Here’s how they describe their Business Cycle Dating criteria:
“The NBER’s definition emphasizes that a recession involves a significant decline in economic activity that is spread across the economy and lasts more than a few months.”
“The determination of the months of peaks and troughs is based on a range of monthly measures of aggregate real economic activity published by the federal statistical agencies. These include real personal income less transfers, nonfarm payroll employment, employment as measured by the household survey, real personal consumption expenditures, wholesale-retail sales adjusted for price changes, and industrial production. There is no fixed rule about what measures contribute information to the process or how they are weighted in our decisions. In recent decades, the two measures we have put the most weight on are real personal income less transfers and nonfarm payroll employment”.
These indicators would have to go seriously south:
The typical U.S. household earned more than ever as of May—even after accounting for inflation. And their finances were secure, with consumer spending rising at a steady clip even as their saving rate remained elevated.
The U.S. economy added 1.6 million jobs in the first quarter of this year. Another 1.6 million jobs were added in the second quarter.
Those numbers don’t look recessionary to us.

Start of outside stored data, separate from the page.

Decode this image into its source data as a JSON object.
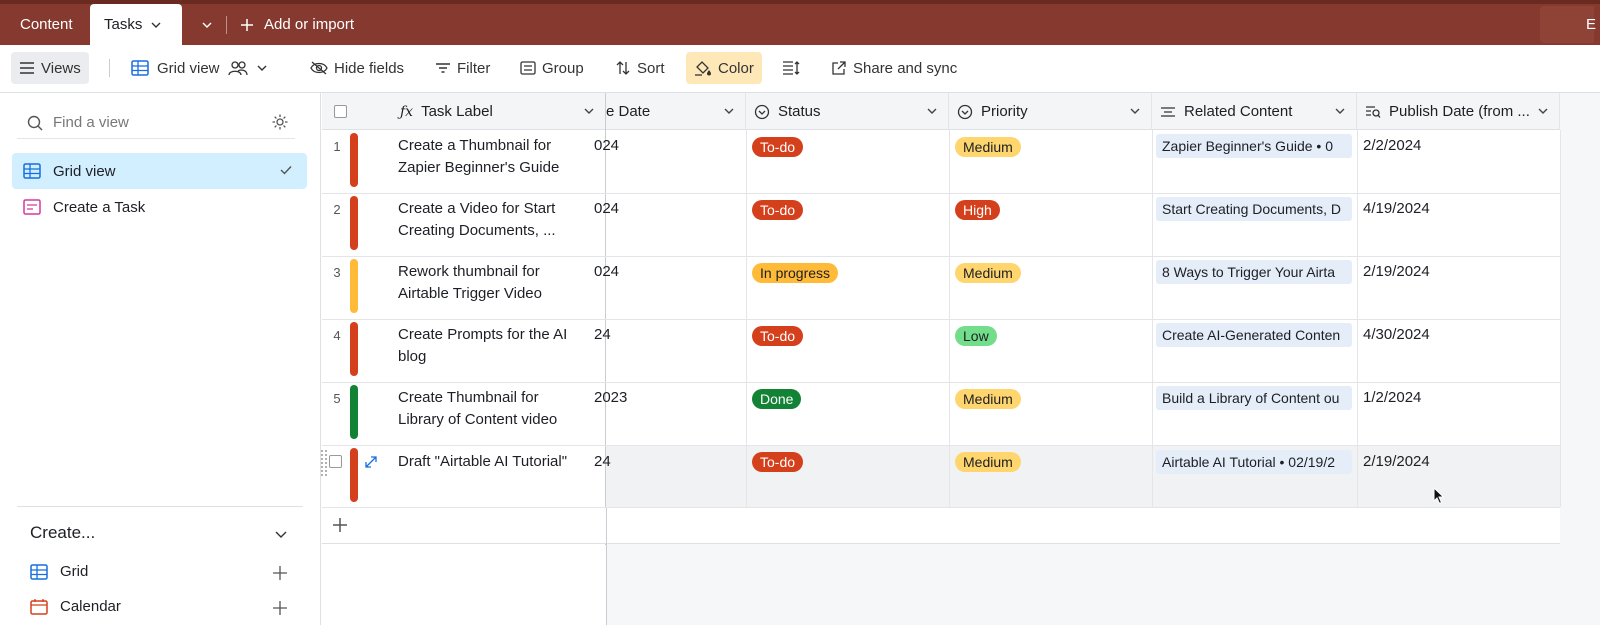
{
  "tabs": {
    "content": "Content",
    "tasks": "Tasks",
    "add_import": "Add or import",
    "right_partial": "E"
  },
  "toolbar": {
    "views": "Views",
    "grid_view": "Grid view",
    "hide_fields": "Hide fields",
    "filter": "Filter",
    "group": "Group",
    "sort": "Sort",
    "color": "Color",
    "share_sync": "Share and sync"
  },
  "sidebar": {
    "find_placeholder": "Find a view",
    "views": [
      {
        "label": "Grid view",
        "selected": true
      },
      {
        "label": "Create a Task",
        "selected": false
      }
    ],
    "create_heading": "Create...",
    "create_items": [
      {
        "label": "Grid"
      },
      {
        "label": "Calendar"
      }
    ]
  },
  "columns": {
    "task_label": "Task Label",
    "due_date": "e Date",
    "status": "Status",
    "priority": "Priority",
    "related": "Related Content",
    "publish": "Publish Date (from ..."
  },
  "colors": {
    "todo": "#d5401c",
    "in_progress": "#ffba38",
    "done": "#128234",
    "medium": "#ffd66e",
    "high": "#d5401c",
    "low": "#72dd8a"
  },
  "rows": [
    {
      "num": "1",
      "task1": "Create a Thumbnail for",
      "task2": "Zapier Beginner's Guide",
      "date": "024",
      "status": "To-do",
      "priority": "Medium",
      "related": "Zapier Beginner's Guide • 0",
      "publish": "2/2/2024",
      "bar": "#d5401c"
    },
    {
      "num": "2",
      "task1": "Create a Video for Start",
      "task2": "Creating Documents, ...",
      "date": "024",
      "status": "To-do",
      "priority": "High",
      "related": "Start Creating Documents, D",
      "publish": "4/19/2024",
      "bar": "#d5401c"
    },
    {
      "num": "3",
      "task1": "Rework thumbnail for",
      "task2": "Airtable Trigger Video",
      "date": "024",
      "status": "In progress",
      "priority": "Medium",
      "related": "8 Ways to Trigger Your Airta",
      "publish": "2/19/2024",
      "bar": "#ffba38"
    },
    {
      "num": "4",
      "task1": "Create Prompts for the AI",
      "task2": "blog",
      "date": "24",
      "status": "To-do",
      "priority": "Low",
      "related": "Create AI-Generated Conten",
      "publish": "4/30/2024",
      "bar": "#d5401c"
    },
    {
      "num": "5",
      "task1": "Create Thumbnail for",
      "task2": "Library of Content video",
      "date": "2023",
      "status": "Done",
      "priority": "Medium",
      "related": "Build a Library of Content ou",
      "publish": "1/2/2024",
      "bar": "#128234"
    },
    {
      "num": "",
      "task1": "Draft \"Airtable AI Tutorial\"",
      "task2": "",
      "date": "24",
      "status": "To-do",
      "priority": "Medium",
      "related": "Airtable AI Tutorial • 02/19/2",
      "publish": "2/19/2024",
      "bar": "#d5401c"
    }
  ]
}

If this is a recession that started in Q1, it's an extremely weird one. Unemployment rate is down 0.3pp over the past 6 months. In every recession since 1947, during that initial 6-month period, unemployment went up. Minimum increase is +0.3 (1973-75), median is +1.4.
Strong labor demand means a US downturn is unlikely in in 2022. Near-term recession models are sending a relatively benign signal -- 38% chance over 12 months.
The latest jobs figures released last Friday, Aug. 5, 2022 are really the icing on the cake.
The U.S. economy added 528,000 jobs in July, easily beating a Dow Jones estimate of a 258,000 increase. The unemployment rate ticked down to 3.5%, below the 3.6% estimate.
Job gains were broad-based and especially prominent in sectors such as education, health care, and government. Firms ramped up production and increased manufacturing payrolls by roughly 30,000 in July. New jobs in manufacturing are likely due to improved supply chains and this sector should continue to add jobs as remaining supply bottlenecks improve
So, over half a million jobs created in one month and a record low unemployment rate.
It’s official then- the U.S. economy is NOT in a recession.